Electronic – Limits of dead reckoning using MEMS sensors

accelerometergyroimumemssensor

I'm trying to track body parts relative to a person's torso. I see quite a few questions about using MEMS accelerometers and gyros for dead reckoning, and they confirm my suspicions that various factors greatly limit their usefulness for these sorts of applications, but I'm seeking clarification of these limits:

  • What exactly are these limits?

    Other answers have addressed why these limits exist. Naturally the specifications the parts in the system in question and what is considered "acceptable error" for the system will both change the exact limits, but is there a single order of magnitude in time, or distance that I can expect dead reckoning to work? I'm well aware that over long distances (a few yards or so) the error becomes too large for most practical purposes, but what about within a few feet?

  • What can I do to improve these limits?

    I'm currently looking at using an accelerometer and a gyro. What other sensors can I add to the system to improve the error rate? I know over longer distances a GPS can be used, but I doubt any consumer electronics grade GPS has fine enough resolution to help in my case.

    Additionally, a general consensus seems to the only way to improve these limits past the point of improved sensors is to provide a reference not subject to error. Some systems solve this using cameras and markers. What kind of reference points can a portable/wearable device provide?

    I've seen the usage of radio waves to measure long distances accurately, but I can't tell if such a system could be accurate on such small scale (in terms of distance measured) using "off-the-shelf" components.

Best Answer

  • What exactly are they?

The error sources include zero-offset (bias) and scale errors (which tend to vary slowly) and noise. The prices of MEMS sensors vary from less than $10 to over $1000, and the magnitude of the error terms covers a wide range, depending on the quality of the sensor.

The big problem is that integration is usually required to get from the sensor value (acceleration, angular rate) to the desired value (position, angle). All of the error sources are compounded — growing with time — when integrated. The value of the data for dead reckoning decays with time, with cheap sensors giving you at most a few minutes of useful data and high-end sensors being good for maybe a few hours.

  • What can I do to improve these limits?
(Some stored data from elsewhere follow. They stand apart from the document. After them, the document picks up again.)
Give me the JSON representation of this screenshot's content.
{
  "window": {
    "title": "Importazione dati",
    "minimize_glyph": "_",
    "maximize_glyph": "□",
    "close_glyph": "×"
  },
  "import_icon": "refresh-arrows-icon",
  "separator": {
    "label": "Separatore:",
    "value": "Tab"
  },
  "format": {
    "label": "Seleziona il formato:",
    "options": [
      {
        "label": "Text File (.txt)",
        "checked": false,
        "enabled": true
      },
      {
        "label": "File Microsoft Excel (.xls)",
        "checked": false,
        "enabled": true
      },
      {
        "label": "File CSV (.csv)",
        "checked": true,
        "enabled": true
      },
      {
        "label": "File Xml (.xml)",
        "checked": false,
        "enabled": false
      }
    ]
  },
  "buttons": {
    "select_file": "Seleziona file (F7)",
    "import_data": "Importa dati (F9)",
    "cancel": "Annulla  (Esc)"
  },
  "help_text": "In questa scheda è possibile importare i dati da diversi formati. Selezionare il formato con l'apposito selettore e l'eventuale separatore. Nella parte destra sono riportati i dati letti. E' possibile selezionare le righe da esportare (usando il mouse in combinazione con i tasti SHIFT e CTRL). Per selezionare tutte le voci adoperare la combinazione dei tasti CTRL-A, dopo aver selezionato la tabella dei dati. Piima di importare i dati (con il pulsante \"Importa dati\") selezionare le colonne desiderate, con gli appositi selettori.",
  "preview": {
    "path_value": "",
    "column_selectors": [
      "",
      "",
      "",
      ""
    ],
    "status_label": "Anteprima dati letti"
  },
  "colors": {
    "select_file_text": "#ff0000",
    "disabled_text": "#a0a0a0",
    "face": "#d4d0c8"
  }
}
As you have already found, the best way to get rid of the growing integrated errors is to combine the sensor data with other independent sources of data that don't have the same kinds of errors. For example, GPS can give you an absolute position value that doesn't drift long-term, but has a relatively large "noise" component. You can use this data to estimate the bias and scale errors of your accelerometers, which allows you to correct for them in real time. It also allows you to cancel out the "random walk" created by the sensor noise. A Kalman Filter is one common method used to model the system (including the sensor error terms) and combine the data together to come up with an optimal estimate of the system state at any point in time.

Another example is to use the "gravity vector", as measured by the accelerometers, to cancel out the angular drift of the gyros. The trick here is to know exactly when you have a valid gravity vector; i.e., the system is not accelerating in any direction. Various heuristics (e.g., "zero update") are used to accomplish this. A magnetometer can also be used to measure gyro errors, even if you don't know the absolute direction of the magnetic field — as long as you can assume it's constant.

Optical sensing is another way to get a drift-free velocity, angle or position estimate, but the image processing that's required can require a lot of CPU (or FPGA) cycles, and the development of such a system is quite complicated.